Huo Hai questionou: “Por quê?”
Yang Liancheng então narrou a história do silêncio dos três ramos moístas.
Huo Hai replicou: “Se os legalistas, que criaram as leis de Qin, nada sofrem, por que os moístas, que criaram os preceitos, deveriam sofrer?”
“Guo Jie morreu porque quis bancar o chefe. Se não bancasse, teria sobrevivido.”
Yang Liancheng: “Bancar o chefe?”
Ele achava que Guo Jie morreu por ser cavaleiro errante.
Huo Hai tossiu: “Entre meus seguidores, muitos fazem pesquisas. Sabe para quê?”
Yang Liancheng balançou a cabeça, e o movimento fez a lâmina abrir um pequeno corte em seu pescoço: “Ai!”
Huo Hai acenou: “Afaste a faca!”
“Quando terminam uma pesquisa, lançam no mercado e ganham dinheiro.”
“Tenho muitos negócios, e o imperador é o maior acionista. Ou seja, ele detém a maior parte dos lucros.”
“Se largar essa faca e for um pesquisador exemplar, estará trabalhando para o imperador. Por que ele iria te prejudicar? Ao contrário, ele vai querer recompensá-lo, dar o exemplo ao povo. Já ouviu falar em pagar caro por ossos de bons cavalos?”
Para ser sincero, os moístas foram notáveis na Era dos Estados Guerreiros.
Mas o mundo mudou rápido demais; seus ideais já não explicam a realidade.
Diante do desconhecido, o ser humano teme.
E quanto mais se sabe, mais se descobre o quanto se ignora.
Assim, quanto mais se sabe, maior o temor.
O Mestre Oculto Moísta sabia mais que qualquer um, e por isso temia mais a morte e temia ainda mais prejudicar sua família.
Ao ouvir Huo Hai, Yang Liancheng começou a ponderar se aquilo fazia sentido.
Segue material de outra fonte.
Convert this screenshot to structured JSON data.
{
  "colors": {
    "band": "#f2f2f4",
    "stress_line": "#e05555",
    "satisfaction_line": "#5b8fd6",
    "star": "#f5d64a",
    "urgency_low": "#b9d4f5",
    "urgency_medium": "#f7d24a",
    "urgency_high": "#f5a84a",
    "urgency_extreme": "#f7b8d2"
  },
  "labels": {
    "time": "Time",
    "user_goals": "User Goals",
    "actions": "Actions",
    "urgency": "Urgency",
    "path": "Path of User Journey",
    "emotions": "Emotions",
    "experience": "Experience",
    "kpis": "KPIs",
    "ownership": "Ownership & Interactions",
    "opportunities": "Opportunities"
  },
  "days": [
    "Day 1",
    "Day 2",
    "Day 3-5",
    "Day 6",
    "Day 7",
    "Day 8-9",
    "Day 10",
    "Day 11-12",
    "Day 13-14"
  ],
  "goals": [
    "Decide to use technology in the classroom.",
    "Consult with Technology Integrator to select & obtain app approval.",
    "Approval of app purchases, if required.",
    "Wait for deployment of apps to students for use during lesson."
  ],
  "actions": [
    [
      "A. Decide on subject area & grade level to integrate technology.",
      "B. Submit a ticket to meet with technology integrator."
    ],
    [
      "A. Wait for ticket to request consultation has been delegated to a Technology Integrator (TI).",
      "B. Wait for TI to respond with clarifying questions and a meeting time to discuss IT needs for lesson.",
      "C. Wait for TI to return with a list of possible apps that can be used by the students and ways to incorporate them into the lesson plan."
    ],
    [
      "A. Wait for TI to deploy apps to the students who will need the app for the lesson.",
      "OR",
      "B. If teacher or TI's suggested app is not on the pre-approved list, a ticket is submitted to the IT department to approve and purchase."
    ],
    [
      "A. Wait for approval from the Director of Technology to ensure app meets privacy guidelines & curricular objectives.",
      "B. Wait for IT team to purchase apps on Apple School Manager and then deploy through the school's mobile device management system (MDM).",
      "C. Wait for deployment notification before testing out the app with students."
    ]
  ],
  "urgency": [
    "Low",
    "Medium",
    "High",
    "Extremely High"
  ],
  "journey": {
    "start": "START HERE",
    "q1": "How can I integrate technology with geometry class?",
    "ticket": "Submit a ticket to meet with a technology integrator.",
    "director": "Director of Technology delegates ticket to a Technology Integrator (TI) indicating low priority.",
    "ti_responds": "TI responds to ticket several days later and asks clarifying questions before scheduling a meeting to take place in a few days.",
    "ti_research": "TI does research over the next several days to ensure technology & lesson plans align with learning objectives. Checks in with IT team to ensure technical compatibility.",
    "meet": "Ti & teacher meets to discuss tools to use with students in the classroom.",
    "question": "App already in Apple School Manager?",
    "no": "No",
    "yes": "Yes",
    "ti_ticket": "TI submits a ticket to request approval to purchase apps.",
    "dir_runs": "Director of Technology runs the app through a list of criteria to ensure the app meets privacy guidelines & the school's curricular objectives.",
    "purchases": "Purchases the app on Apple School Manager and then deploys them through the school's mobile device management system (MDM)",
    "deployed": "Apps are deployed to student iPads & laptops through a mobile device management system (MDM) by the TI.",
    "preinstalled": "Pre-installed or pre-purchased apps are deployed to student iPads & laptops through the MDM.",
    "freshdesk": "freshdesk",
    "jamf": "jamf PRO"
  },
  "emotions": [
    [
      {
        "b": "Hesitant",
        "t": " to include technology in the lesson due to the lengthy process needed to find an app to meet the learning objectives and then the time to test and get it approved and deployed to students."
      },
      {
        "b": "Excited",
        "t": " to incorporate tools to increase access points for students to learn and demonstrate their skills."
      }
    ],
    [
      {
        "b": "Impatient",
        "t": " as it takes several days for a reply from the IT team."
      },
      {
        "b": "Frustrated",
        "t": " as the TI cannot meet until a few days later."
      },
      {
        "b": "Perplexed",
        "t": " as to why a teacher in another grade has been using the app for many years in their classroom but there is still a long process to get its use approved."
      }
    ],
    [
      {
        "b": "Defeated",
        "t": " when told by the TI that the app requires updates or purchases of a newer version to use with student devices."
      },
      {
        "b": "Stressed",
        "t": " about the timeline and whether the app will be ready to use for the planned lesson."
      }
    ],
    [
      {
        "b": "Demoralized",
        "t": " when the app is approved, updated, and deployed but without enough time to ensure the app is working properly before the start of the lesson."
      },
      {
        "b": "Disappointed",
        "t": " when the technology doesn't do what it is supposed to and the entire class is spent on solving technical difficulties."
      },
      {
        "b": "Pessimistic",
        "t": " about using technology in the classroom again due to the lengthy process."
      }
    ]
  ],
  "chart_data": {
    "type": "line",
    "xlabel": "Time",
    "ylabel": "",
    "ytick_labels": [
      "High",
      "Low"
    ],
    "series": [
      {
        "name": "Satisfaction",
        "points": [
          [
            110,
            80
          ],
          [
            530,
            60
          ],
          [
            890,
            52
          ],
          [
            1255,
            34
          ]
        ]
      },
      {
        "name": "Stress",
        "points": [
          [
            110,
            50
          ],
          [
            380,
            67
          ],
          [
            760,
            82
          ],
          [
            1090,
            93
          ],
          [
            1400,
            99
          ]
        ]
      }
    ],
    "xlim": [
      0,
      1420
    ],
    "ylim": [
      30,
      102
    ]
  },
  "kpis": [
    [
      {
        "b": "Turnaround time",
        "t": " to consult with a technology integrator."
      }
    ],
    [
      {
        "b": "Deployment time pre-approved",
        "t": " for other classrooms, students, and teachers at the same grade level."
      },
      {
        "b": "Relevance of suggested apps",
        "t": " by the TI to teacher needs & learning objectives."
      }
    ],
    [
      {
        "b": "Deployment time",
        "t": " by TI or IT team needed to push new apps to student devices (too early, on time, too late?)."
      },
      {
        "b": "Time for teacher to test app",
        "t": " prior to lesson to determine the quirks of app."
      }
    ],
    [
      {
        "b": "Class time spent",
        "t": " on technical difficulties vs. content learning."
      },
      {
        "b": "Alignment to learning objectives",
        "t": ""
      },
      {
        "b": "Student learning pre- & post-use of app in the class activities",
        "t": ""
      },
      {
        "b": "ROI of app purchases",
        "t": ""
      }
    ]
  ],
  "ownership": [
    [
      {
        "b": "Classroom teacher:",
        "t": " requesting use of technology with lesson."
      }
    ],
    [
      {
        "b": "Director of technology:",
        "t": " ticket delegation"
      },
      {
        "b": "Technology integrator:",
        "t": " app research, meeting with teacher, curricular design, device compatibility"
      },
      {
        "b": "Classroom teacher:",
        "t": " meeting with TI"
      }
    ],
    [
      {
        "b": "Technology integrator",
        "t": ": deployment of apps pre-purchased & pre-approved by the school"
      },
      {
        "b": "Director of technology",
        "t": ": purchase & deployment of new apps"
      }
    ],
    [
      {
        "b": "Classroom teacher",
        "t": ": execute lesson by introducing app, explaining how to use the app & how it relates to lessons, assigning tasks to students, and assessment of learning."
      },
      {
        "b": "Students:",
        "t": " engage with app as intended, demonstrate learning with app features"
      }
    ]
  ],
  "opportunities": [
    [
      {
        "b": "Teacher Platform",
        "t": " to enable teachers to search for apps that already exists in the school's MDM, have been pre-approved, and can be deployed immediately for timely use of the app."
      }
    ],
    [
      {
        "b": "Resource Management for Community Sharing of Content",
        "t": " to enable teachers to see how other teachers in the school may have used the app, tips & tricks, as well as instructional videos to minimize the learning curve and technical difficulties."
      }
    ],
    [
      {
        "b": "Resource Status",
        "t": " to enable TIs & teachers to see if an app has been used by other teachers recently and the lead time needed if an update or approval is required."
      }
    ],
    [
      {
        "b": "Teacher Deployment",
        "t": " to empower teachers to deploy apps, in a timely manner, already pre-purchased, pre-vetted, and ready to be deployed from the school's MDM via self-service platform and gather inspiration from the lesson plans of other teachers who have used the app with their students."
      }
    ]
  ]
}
Huo Hai continuou: “Pretendo fundar um instituto de pesquisa aqui. Inicialmente se chamaria Instituto Huo, mas se tem tanto medo, posso propor ao imperador que seja Real Instituto de Pesquisa. Você será o vice-diretor executivo, eu serei o vice-diretor-chefe e o imperador, o diretor.”
“Se for o braço direito do imperador, ele próprio o cortaria?”
Ao ouvir isso, um sorriso surgiu no rosto de Yang Liancheng: de fato, ninguém costuma cortar seus próprios braços direitos, não é?
Bem, há exceções — estavam todos diante de si.
O maneta Chen An inclinou a cabeça: parecia que algo estava fora do esperado!
Como era possível que, de repente, o Mestre Oculto Moísta, Yang Liancheng, passasse a ser braço direito do imperador? Não estaria se tornando um pilar da corte? Então a Escola Moísta não iria decolar?
Chen An olhou para o gancho de ferro preso ao braço e achou que deveria fazer alguma coisa.
Nesse momento, Huo Hai, animado, voltou-se para Chen An: “Vamos fundar um Instituto Real de Tecnologia e Profissões! Você é mestre artesão e herdeiro de Lu Ban. Você será o vice-diretor executivo!”
Chen An baixou o gancho, resignado: “Eu? Eu posso mesmo?!”